Just for the Summer(61)
Maddy would gladly give me her thoughts on this, but I didn’t want them because it would sound too much like I Told You So. And she had. She had told me. I just didn’t want to listen.
I felt myself start to get small, my edges drawing inward.
I could handle disappointment. My life had made me very good at it. But the kind that came from Mom hit me differently. It always had.
My chin started to quiver, and I bit down hard on the inside of my cheek. I could feel the sob welling up inside of me and I desperately, desperately wanted it to stop. I didn’t want Maddy to see me upset. If she did, she’d get protective, and Maddy in protect mode was more than I wanted to deal with.
I turned and pretended to be searching for something in a drawer so she wouldn’t see me fighting to keep it together. Then Maddy made a surprised little gasp from next to me. “Hey, Justin!”
I whipped around. Justin was there holding Chelsea and smiling at me over the counter.
“Hey,” I said, blinking at him. “What are you doing here?”
He lifted a bag onto the counter with his free hand. “I made you lunch. Wanted to surprise you,” he said, shifting his sister on his hip. “I know you said you never know when you’re getting your breaks, so I figured I’d just drop it off. I made one for you too, Maddy. Vegetarian. You don’t eat meat, right?”
I felt my face go soft, and the lump in my throat instantly vanished. “Thank you…” I breathed.
Chelsea started to wiggle to get down. “Emma! Maddy!”
I smiled and came around the counter and picked her up. She hugged my neck and I grinned. Her pigtails were crooked.
Justin saw me looking at them. “I’m still learning how to do it,” he said.
“It’s cute.”
Justin and I stood there, smiling at each other. It was so good to see him. I don’t think I realized how much I wanted to until he was in front of me.
On days that I worked, we didn’t get to talk much. We mostly texted and sent each other memes and songs we wanted each other to listen to. I was in a Justin deficit, and I hadn’t even realized it until just now.
“What are you doing today?” I asked.
“Just errands,” he said. “About to drop her off at preschool. I sent you a survey for our date tomorrow.”
“I haven’t had a chance to check my email.”
“Date number three,” he said, his dimples popping.
“Date number three.”
We held each other’s eyes for a long moment.
He nodded over his shoulder. “I should probably let you get back to work. I have to go pick up Alex and take him to a doctor’s appointment.” He paused. “Am I allowed to hug you goodbye, or…?”
“Yes! Absolutely.” I handed Chelsea to Maddy, who was waiting her turn to hold her, and I closed the space between us and hugged him.

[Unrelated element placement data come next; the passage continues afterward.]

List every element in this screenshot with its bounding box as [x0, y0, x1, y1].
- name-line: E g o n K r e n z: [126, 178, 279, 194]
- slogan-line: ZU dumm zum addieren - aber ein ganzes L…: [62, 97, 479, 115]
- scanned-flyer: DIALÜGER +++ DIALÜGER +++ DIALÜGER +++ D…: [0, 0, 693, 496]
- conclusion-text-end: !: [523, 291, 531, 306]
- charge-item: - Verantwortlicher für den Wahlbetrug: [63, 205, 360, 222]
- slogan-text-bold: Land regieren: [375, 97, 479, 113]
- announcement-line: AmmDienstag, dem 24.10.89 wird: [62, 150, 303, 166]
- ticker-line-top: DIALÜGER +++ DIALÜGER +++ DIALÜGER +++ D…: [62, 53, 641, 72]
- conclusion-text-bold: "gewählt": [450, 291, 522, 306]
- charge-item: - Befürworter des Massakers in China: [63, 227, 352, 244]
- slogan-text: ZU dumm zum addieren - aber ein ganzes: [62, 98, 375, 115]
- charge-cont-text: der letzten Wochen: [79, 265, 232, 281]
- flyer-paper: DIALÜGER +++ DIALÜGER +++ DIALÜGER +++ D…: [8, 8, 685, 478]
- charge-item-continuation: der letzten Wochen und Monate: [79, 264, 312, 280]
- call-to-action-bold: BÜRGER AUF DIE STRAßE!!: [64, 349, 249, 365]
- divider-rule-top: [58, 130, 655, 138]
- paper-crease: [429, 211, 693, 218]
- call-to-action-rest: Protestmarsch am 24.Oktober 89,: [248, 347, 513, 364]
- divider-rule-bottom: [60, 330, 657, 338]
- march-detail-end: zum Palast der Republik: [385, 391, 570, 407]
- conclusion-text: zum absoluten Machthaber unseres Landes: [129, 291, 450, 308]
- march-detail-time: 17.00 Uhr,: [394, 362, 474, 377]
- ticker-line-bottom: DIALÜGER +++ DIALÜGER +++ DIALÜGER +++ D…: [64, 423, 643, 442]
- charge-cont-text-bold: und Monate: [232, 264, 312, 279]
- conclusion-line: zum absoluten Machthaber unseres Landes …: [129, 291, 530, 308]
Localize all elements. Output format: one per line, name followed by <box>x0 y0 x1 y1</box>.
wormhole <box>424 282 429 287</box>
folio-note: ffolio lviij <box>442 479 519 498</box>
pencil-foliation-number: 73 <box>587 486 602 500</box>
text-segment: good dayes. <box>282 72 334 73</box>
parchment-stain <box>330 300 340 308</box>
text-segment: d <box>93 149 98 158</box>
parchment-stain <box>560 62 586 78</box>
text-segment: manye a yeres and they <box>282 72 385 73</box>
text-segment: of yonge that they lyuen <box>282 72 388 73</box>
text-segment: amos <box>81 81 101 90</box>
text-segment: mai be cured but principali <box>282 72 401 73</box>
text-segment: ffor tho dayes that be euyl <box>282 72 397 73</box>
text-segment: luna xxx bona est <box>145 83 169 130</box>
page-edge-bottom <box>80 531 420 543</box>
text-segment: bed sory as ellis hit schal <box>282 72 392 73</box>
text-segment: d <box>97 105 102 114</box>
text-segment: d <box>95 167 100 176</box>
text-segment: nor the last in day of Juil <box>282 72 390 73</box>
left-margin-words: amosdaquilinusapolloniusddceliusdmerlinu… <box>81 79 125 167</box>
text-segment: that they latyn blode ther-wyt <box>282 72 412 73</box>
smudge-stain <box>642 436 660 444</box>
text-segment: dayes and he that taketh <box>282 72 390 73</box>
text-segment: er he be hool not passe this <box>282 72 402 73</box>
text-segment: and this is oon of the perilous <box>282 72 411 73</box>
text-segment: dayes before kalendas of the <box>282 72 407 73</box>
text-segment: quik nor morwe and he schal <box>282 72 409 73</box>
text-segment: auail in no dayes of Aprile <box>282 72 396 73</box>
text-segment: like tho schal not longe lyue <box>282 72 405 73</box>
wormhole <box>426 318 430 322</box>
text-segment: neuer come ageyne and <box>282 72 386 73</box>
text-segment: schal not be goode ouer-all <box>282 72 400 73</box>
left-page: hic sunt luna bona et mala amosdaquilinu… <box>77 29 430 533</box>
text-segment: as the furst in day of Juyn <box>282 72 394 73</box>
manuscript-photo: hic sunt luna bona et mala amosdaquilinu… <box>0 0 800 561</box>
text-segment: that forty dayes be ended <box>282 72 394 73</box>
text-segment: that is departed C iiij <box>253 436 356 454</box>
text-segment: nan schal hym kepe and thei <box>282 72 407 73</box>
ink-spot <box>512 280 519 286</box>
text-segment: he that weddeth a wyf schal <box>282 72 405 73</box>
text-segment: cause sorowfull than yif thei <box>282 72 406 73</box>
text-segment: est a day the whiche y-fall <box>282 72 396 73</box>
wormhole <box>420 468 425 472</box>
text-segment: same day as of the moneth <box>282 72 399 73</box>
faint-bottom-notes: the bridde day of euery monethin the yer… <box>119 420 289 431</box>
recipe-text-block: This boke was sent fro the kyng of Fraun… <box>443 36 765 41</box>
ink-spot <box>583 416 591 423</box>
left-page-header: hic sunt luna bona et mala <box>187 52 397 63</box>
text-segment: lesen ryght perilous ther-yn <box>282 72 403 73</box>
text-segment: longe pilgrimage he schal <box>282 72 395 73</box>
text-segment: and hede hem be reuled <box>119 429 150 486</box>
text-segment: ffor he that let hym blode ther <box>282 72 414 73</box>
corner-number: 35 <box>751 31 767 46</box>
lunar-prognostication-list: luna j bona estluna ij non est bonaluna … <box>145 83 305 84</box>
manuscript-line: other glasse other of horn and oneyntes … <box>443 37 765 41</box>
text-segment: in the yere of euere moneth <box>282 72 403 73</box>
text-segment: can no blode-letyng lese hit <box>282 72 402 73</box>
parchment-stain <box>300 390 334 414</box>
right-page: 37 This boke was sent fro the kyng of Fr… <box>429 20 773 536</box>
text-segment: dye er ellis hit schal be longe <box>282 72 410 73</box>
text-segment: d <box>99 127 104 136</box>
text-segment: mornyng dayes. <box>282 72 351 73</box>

The way he folded around me made me think maybe he was in a deficit too. The hug was a warm factory reset. I didn’t want out of it. It was the weirdest feeling, like I wanted to leave with him, just walk right out of my job and go. Those cartoons where the character smells something delicious and it puts them in a trance and they float after the scent in a daze.
“I’ll see you tomorrow,” he said in my ear. He kissed my cheek and let me go.
I was still floating.
He smiled at me another few seconds. Then he took his sister from Maddy and left the way he came.
“Dios mío, he’s cute,” Hector said, coming up to lean on the counter, watching Justin walk out.
“Yeah,” I said absently, watching the double doors close behind him. “He is.”
Maddy grabbed the bag Justin had left and started unpacking it. “Let’s see what we got here. Some mixed fruit, strawberries and cantaloupe, green grapes, egg salad sandwiches on sourdough. Look, he put dried cranberries and red onions in the sandwich, you’re going to love that. Granola bars, Wheat Thins, we’ve got some celery sticks, cherry tomatoes, snap peas, and a side of ranch, there’s a mandarin orange for each of us, Capri Suns—brownies. He baked brownies.” She looked up at me. “You’re right. You should bone him.”
I snorted and Hector looked at me like I had two heads. “You’re not boning him yet? You better get on it.”
Yeah. I should.
When I got home from work that night, all I wanted to do was talk to Justin. I got into my pajamas and texted him. He told me to give him thirty minutes to get Chelsea in bed. I’d just gotten under the covers when he called.
“Hey,” I said, picking up.
“Hey.”
I smiled into the darkness of my room. I’d missed the tenor of his voice. “What are you doing?” I asked.
“Lying in bed. Finally.”
“Long day?”
He blew a breath into the phone. “It’s been a long week in a very long couple of months.”
I shifted down into my blankets. “Tell me.”
“Eh, you don’t want to hear it.”
“I do. Tell me,” I said again.
He sighed. “The kids start school in three weeks. I’m just a little overwhelmed.”
My face fell. “Oh. Do you want to cancel our date? If you need the time—”
“Nooooo. No, no, no. I definitely do not want to cancel our date.”